SAFTU demands the department not to dump students who were mid-way in pursuing their studies and the workers who worked at these institutions, from cleaners and security to lecturers and admin staff. The department must nationalize these colleges and absorb the workers permanently.

After all, public higher education institutions do not have the adequate capacity to absorb matriculants and learners who want to pursue further education and training. It is only befitting to nationalise these institutions (Educor institutions) as part of expanding its capacity. This is in addition to our demand that they build new colleges and universities

This comes after an investigation into these colleges was launched by the Dept of Higher Education, to probe the failure of Educor’s failure to submit audited annual statements, course accreditation and compliance, and the inability to pay their staff members.

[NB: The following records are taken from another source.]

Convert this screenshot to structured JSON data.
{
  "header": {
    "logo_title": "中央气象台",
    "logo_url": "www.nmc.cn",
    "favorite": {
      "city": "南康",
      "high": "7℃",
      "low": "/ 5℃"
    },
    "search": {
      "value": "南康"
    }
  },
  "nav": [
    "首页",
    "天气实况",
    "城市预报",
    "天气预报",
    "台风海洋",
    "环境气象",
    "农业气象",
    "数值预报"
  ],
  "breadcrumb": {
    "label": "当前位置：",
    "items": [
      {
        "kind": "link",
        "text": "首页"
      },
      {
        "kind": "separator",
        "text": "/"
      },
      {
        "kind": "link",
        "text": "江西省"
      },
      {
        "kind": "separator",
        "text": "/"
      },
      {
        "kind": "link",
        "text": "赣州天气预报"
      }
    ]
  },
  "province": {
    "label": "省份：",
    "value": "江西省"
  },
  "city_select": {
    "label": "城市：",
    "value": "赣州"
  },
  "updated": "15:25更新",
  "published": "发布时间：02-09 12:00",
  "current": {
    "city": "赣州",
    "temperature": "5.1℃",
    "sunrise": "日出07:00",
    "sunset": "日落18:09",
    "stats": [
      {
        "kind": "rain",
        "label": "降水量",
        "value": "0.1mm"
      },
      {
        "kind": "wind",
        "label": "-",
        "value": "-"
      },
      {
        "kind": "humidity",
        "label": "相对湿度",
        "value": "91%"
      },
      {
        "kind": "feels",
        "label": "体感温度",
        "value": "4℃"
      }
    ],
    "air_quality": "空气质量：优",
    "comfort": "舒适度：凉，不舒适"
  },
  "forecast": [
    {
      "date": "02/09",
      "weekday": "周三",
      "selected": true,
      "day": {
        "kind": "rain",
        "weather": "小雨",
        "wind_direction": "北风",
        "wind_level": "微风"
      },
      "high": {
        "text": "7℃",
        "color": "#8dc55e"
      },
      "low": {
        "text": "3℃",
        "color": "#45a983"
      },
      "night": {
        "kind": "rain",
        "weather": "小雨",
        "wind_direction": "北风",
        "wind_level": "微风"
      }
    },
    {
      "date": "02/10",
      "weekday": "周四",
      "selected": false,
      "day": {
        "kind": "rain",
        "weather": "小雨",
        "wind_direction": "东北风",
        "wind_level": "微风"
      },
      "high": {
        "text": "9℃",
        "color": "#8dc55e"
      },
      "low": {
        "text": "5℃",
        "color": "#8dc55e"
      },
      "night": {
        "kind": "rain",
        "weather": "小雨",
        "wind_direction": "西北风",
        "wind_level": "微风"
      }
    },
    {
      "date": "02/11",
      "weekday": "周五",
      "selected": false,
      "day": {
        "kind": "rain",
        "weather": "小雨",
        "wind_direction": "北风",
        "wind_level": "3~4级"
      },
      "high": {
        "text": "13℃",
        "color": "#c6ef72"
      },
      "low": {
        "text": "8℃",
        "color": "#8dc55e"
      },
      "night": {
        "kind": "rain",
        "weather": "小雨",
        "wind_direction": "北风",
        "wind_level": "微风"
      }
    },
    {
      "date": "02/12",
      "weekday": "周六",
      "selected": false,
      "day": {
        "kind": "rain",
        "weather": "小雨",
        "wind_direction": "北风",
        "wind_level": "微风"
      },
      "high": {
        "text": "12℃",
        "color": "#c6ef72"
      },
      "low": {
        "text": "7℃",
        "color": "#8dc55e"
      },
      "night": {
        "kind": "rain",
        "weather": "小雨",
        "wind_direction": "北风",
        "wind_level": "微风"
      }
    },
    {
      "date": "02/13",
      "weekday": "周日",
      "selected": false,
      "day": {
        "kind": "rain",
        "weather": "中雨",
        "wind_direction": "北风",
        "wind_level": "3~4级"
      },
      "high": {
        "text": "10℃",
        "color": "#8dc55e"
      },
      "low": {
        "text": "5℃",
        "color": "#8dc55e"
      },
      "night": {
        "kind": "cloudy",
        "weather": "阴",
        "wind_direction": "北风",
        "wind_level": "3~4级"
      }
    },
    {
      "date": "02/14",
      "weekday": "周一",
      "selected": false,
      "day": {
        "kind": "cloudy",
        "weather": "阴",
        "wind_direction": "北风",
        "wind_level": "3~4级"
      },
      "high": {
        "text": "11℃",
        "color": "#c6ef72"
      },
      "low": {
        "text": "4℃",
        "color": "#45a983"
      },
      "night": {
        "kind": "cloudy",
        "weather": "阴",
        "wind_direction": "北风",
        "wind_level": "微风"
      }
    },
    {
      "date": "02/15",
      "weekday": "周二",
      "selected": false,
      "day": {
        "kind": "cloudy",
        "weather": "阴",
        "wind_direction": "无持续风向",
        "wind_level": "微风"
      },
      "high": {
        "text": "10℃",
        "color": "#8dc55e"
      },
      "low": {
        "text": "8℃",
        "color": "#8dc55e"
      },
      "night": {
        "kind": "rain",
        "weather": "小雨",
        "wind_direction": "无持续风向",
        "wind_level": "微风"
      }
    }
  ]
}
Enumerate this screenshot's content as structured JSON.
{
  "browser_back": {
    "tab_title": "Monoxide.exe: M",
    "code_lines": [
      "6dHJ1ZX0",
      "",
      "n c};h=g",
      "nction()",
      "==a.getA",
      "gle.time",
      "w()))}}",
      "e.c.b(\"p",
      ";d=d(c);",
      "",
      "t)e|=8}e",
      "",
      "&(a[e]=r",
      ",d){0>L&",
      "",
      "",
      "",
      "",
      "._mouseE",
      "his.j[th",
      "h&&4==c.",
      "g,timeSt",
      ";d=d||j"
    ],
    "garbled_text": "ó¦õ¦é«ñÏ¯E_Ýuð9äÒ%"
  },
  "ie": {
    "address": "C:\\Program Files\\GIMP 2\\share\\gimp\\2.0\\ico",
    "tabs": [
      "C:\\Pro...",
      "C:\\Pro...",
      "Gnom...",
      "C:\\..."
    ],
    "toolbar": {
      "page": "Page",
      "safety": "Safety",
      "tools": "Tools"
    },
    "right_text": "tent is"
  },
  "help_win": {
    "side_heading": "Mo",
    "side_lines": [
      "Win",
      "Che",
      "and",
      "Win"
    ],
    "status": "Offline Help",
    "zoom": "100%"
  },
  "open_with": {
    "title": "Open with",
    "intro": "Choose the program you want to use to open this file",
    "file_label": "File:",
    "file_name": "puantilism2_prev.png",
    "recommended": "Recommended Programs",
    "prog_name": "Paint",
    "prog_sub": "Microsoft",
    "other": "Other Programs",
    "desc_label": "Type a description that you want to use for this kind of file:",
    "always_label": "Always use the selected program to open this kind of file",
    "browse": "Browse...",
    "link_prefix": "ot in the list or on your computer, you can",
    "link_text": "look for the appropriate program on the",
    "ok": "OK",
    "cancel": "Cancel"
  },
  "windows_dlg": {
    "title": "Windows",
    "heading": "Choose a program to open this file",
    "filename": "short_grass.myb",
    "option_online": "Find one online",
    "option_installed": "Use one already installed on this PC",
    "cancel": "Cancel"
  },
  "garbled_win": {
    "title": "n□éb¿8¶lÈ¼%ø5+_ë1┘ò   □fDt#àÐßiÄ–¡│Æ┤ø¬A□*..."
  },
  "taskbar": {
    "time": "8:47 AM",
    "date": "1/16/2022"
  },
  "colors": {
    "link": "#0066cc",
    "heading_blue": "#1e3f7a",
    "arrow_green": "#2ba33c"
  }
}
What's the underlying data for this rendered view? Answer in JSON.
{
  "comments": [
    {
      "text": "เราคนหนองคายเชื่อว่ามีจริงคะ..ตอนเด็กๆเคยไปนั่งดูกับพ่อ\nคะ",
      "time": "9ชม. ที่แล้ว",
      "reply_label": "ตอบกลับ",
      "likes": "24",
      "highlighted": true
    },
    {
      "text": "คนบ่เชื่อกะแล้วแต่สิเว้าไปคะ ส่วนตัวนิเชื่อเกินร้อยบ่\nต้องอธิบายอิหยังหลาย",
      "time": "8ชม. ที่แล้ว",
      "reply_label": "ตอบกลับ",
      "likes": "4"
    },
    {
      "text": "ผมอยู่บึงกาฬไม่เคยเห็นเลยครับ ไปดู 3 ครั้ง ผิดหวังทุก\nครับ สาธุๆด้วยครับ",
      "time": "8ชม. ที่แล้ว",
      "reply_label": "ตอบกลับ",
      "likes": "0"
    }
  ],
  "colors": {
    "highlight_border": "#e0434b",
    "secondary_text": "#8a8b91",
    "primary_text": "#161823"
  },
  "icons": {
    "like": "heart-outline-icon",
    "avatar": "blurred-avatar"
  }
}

Lecturers and other categories of workers across Educor institutions approached SAFTU in 2023 after they were mistreated by the subsidiaries of Educor, namely CTC, Damelin, Lyceum and ICESA. Of many issues workers submitted to SAFTU, they highlighted that:

  1. Late payment of wages/salaries had become a norm. This problem continued despite us writing to them and making public appeals for this to end. The proof is found in the fact that they paid December 2023 and January 2024 salaries on the 7th of February.

They only paid workers rightly in February when they realised that the Department of Higher Education had launched a probe into them.

  • Most lecturers at Damelin College were employed permanently before Covid-19. During Covid-19, they were retrenched and immediately rehired, but this time on fixed-term contracts. These workers have been put on fixed-term contracts since late 2020.

This practice violated section 198B of the Labour Relations Act (LRA) which provides for employees who are employed on fixed-term contracts to be deemed permanent if the contracts are extended longer than 3 months. Damelin College meets all conditions provided by the section for the clause to be applicable.

  • The workers especially at Damelin were not given (or compensated for) any tools of trade, including things as basic as textbooks.

The workers were not given (or compensated for) any tools of trade, including things as basic as textbooks. Only a limited number of textbooks are bought, and those lecturers who cannot get one must provide their own.

In addition, data and laptops were not provided by the employer. This is even though no lecturers can function without a laptop.

  • The workers’ grievances were handled with utter unprofessionalism and arrogance. Each time workers raise complaints about late payments and other grievances, they were told they could leave the company if they were not satisfied.

The proponents of privatisation tell us that privatisation makes services better, cheaper, and that private ownership is accountable and efficient. Educor has proven that all these are myths. The chronic understaffing at Damelin and its sister colleges, the incompetence and poor management that resulted in unfair labour practice, late payment of employees and the eventual bankruptcy, are proof that the private sector is not the paragon of efficiency.